The following patch was applied to fix the vulnerability:
static inline char*
ptp_unpack_EOS_FocusInfoEx (PTPParams* params, const unsigned char** data, uint32_t datasize)
{
- uint32_t size = dtoh32a( *data );
- uint32_t halfsize = dtoh16a( (*data) + 4);
- uint32_t version = dtoh16a( (*data) + 6);
- uint32_t focus_points_in_struct = dtoh16a( (*data) + 8);
- uint32_t focus_points_in_use = dtoh16a( (*data) + 10);
- uint32_t sizeX = dtoh16a( (*data) + 12);
- uint32_t sizeY = dtoh16a( (*data) + 14);
- uint32_t size2X = dtoh16a( (*data) + 16);
- uint32_t size2Y = dtoh16a( (*data) + 18);
+ uint32_t size;
+ uint32_t halfsize;
+ uint32_t version;
+ uint32_t focus_points_in_struct;
+ uint32_t focus_points_in_use;
+ uint32_t sizeX;
+ uint32_t sizeY;
+ uint32_t size2X;
+ uint32_t size2Y;
uint32_t i;
uint32_t maxlen;
char *str, *p;
+ if (datasize<4) {
+ ptp_error(params, "FocusInfoEx has invalid size (%d)", datasize);
+ return strdup("bad size 0");
+ }
+
Source: GitHub Commit Details
Detection Methods for CVE-2026-40341
Indicators of Compromise
- Unexpected application crashes when USB camera devices are connected
- System log entries indicating segmentation faults or memory access violations in processes using libgphoto2
- Unusual USB device connection events followed by application terminations
Detection Strategies
- Monitor system logs for crashes in applications that utilize libgphoto2 functionality
- Implement USB device monitoring to detect and alert on unrecognized or suspicious camera devices
- Use memory debugging tools (such as AddressSanitizer) during development to detect out-of-bounds access patterns
Monitoring Recommendations
- Enable verbose logging for camera-related services to capture potential exploitation attempts
- Monitor for unexpected process terminations in photo management or camera control applications
- Implement USB device whitelisting on sensitive systems to prevent unauthorized device connections
How to Mitigate CVE-2026-40341
Immediate Actions Required
- Update libgphoto2 to a version containing commit c385b34af260595dfbb5f9329526be5158985987 or later
- Restrict physical access to systems where untrusted USB devices could be connected
- Consider disabling USB ports on high-security systems where camera functionality is not required
Patch Information
A patch is available in the libgphoto2 repository.
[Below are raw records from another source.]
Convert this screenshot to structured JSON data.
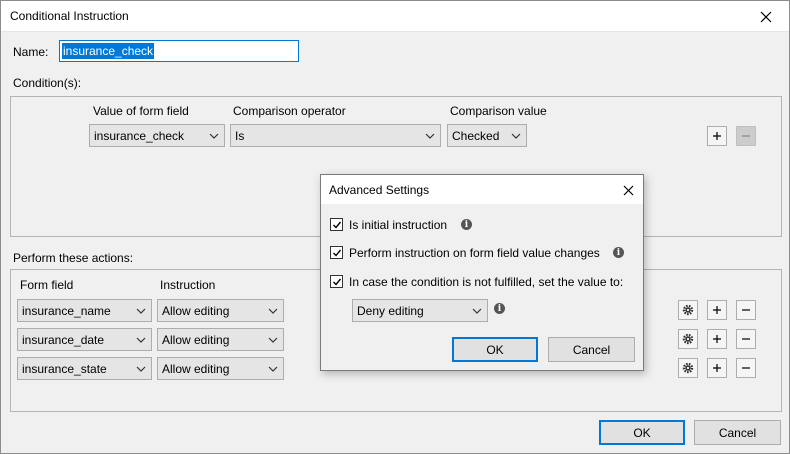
{
  "window": {
    "title": "Conditional Instruction",
    "ok_label": "OK",
    "cancel_label": "Cancel"
  },
  "name_field": {
    "label": "Name:",
    "value": "insurance_check"
  },
  "conditions": {
    "label": "Condition(s):",
    "headers": [
      "Value of form field",
      "Comparison operator",
      "Comparison value"
    ],
    "rows": [
      {
        "field": "insurance_check",
        "operator": "Is",
        "value": "Checked"
      }
    ]
  },
  "actions": {
    "label": "Perform these actions:",
    "headers": [
      "Form field",
      "Instruction"
    ],
    "rows": [
      {
        "field": "insurance_name",
        "instruction": "Allow editing"
      },
      {
        "field": "insurance_date",
        "instruction": "Allow editing"
      },
      {
        "field": "insurance_state",
        "instruction": "Allow editing"
      }
    ]
  },
  "advanced": {
    "title": "Advanced Settings",
    "options": [
      {
        "label": "Is initial instruction",
        "checked": true
      },
      {
        "label": "Perform instruction on form field value changes",
        "checked": true
      },
      {
        "label": "In case the condition is not fulfilled, set the value to:",
        "checked": true
      }
    ],
    "fallback_value": "Deny editing",
    "ok_label": "OK",
    "cancel_label": "Cancel"
  }
}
The fix adds proper bounds checking to validate that the input buffer contains sufficient data before attempting to read from it. Organizations should update to a patched version of libgphoto2 as soon as possible. For detailed patch information, refer to the GitHub Commit Details and the GitHub Security Advisory.
Workarounds
- No official workarounds are available for this vulnerability according to the security advisory
- Implement strict physical access controls to prevent unauthorized USB device connections
- Use USB port blockers or disable USB ports where camera functionality is not essential
- Apply the patch as the primary remediation strategy
# Verify libgphoto2 version and check for vulnerable installations
pkg-config --modversion libgphoto2
# If using a package manager, check for available updates
apt list --upgradable 2>/dev/null | grep libgphoto2
dnf check-update libgphoto2
Disclaimer: This content was generated using AI. While we strive for accuracy, please verify critical information with official sources.